Ted Carl Cooper, Lt. Colonel USAF (Retired)December 24, 1930 – January 09, 2005
Ted Carl Cooper, age 75, passed away on Sunday, January 9, 2005. Born Dec. 24, 1930, New York, USA.
As an exemplary college athlete from the Syracuse, NY area, after graduation, Ted enlisted in the U.S. Air Force.
As his career spanned decades, Ted commanded and directed the administration, training and employment of a tactical helicopter rescue unit, as well as being responsible for establishing policies and procedures for the employment of unit resources in combat personnel recovery missions.
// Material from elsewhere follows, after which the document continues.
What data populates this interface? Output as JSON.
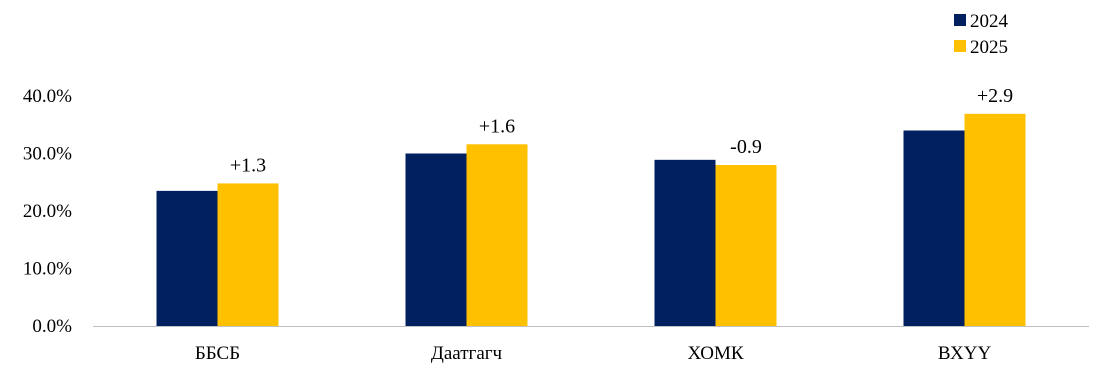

He implemented directives and orders from higher headquarters including developing programs for general military, aircrews, and on-the-job training along with airmen indoctrination, flying safety and accident prevention.
He maintained a liaison and coordinated with other organizational commanders to assure adequate base support for his unit in various terrains throughout the world.Ted was awarded the Air Force Commendation Medal for Meritorious Service during the Vietnam War.
As a Lieutenant Colonel, Ted distinguished himself by meritorious service while assigned to the 3380th Student Group, Keesler Air Force Base.
During this period, his outstanding leadership and devotion to duty were instrumental factors in the resolution of many problems of major importance to the Air Force.
He received the Citation to Accompany the Award of The Air Force Commendation Medal- First Oak Leaf Cluster.
Ted was honored to have had the pleasure of meeting General Westmoreland and also met with the King of Jordan during his military career.
He served in Saudi Arabia and had logged over 2,500 flying hours including 1,900 in helicopters.
As an Air Force helicopter pilot, Ted flew missions for two days rescuing 78 men, women and children from raging flood waters near Colombia, Nuevo Leon. The rescue mission was a joint effort of the American Consul and the Mexican Consul.
Ted, along with another pilot, shuttled the victims across the swollen stream to the waiting trucks which took them to Nuevo Laredo for food, shelter, and medical attention.
At retirement, Ted achieved the rank of Major.
Ted is survived by his daughters, Lamar Neel and husband, Parker, and their children, Zachary J. Neel and Parker M. Neel of Laredo, TX.; Cynthia Vurbeff of Denton, TX. and a son, Theodore Vurbeff, II and wife, Rachel and their children, Jonathan J. Vurbeff, Kevin C. Vurbeff and Kenneth C. Vurbeff of Laredo, TX.